A bill (HR-2062) that recently passed through the House could result in an increase of 5 to 10 percent in the number of age discrimination complaints filed by federal and private sector employees, according to an estimate for Congress.
The Congressional Budget Office projected that increase if the pending measure, which would broaden the scope of protections under the Age Discrimination in Employment Act, along with other laws including the Civil Rights Act, the Americans with Disabilities Act and the Rehabilitation Act—all of which also cover federal employees.
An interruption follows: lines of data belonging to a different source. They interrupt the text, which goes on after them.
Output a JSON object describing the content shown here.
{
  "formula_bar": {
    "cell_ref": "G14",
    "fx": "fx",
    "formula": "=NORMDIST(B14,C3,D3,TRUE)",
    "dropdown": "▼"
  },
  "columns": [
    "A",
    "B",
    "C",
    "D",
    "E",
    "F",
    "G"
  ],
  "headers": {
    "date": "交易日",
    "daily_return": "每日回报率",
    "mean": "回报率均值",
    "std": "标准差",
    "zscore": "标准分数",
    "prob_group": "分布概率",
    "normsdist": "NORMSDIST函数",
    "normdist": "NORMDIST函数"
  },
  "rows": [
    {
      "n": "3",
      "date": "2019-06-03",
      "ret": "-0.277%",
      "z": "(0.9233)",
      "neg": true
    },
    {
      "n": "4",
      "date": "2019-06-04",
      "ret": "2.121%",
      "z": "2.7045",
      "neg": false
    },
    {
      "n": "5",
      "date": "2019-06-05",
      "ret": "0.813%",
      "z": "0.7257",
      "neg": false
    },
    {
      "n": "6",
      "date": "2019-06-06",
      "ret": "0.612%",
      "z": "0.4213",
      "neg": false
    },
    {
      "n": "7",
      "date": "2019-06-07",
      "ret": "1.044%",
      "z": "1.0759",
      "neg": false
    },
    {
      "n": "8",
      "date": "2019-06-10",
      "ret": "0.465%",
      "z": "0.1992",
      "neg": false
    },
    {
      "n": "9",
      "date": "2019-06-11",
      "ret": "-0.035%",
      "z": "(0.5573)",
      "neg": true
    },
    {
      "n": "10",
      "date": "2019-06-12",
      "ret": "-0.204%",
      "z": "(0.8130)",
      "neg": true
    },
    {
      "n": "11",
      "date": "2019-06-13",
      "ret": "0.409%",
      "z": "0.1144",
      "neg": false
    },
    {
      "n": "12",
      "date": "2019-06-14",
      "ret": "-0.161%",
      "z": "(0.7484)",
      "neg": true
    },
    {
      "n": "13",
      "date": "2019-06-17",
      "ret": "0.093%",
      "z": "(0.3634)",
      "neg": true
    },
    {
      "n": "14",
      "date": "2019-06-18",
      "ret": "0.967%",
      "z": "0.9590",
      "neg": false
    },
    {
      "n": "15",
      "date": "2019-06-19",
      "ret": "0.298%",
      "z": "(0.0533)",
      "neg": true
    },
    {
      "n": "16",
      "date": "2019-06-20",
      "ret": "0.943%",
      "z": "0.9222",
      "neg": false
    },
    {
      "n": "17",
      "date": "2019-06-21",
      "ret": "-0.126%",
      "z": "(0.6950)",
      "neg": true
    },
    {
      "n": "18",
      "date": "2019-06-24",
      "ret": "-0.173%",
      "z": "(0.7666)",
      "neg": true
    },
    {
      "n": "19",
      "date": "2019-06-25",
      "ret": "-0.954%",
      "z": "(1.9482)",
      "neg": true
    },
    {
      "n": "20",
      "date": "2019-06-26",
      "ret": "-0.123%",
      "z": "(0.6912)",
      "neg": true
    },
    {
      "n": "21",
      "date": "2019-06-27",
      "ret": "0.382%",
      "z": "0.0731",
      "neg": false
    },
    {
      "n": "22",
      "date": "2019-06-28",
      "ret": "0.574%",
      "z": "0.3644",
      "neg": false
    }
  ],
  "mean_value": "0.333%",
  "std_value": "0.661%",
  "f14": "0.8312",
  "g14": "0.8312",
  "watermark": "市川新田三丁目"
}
The bill would revise the evidentiary standard for age discrimination by establishing an unlawful employment practice when the complaining party demonstrates that age or participation in an investigation, proceeding, or litigation related to an age discrimination claim was a motivating factor for an adverse practice, even though other factors also motivated the practice. That would allow so-called “mixed motive” claims.
The bill also would permit the complaining party to rely on any type or form of admissible evidence, which need only be sufficient for a reasonable trier of fact to find that an unlawful practice occurred; and declare that the complaining party is not required to demonstrate that age or retaliation was the sole cause of the employment practice. The impact of the latter would be to override a U.S. Supreme Court ruling requiring a complainant to prove that the employer would not have made the same decision “but-for” age discrimination.
Where age discrimination is shown, but where the employer shows that it would have taken the same action absent the factor of age, the bill would authorize courts to grant declaratory and injunctive relief, but prohibits the court from awarding damages or issuing an order requiring any admission, reinstatement, hiring, promotion, or payment.
In the most recent survey of federal employee perceptions of discrimination, conducted by the MSPB in 2016, 17.6 percent said they had experienced or seen age discrimination within their workplaces in the prior two years. That was up from 11.5 percent in the prior survey conducted six years earlier.
Age discrimination was the third most commonly cited form of discrimination in the federal workplace in that survey, just behind race discrimination and sex discrimination, at 20.6 and 19.9 percent, and well above other forms of discrimination.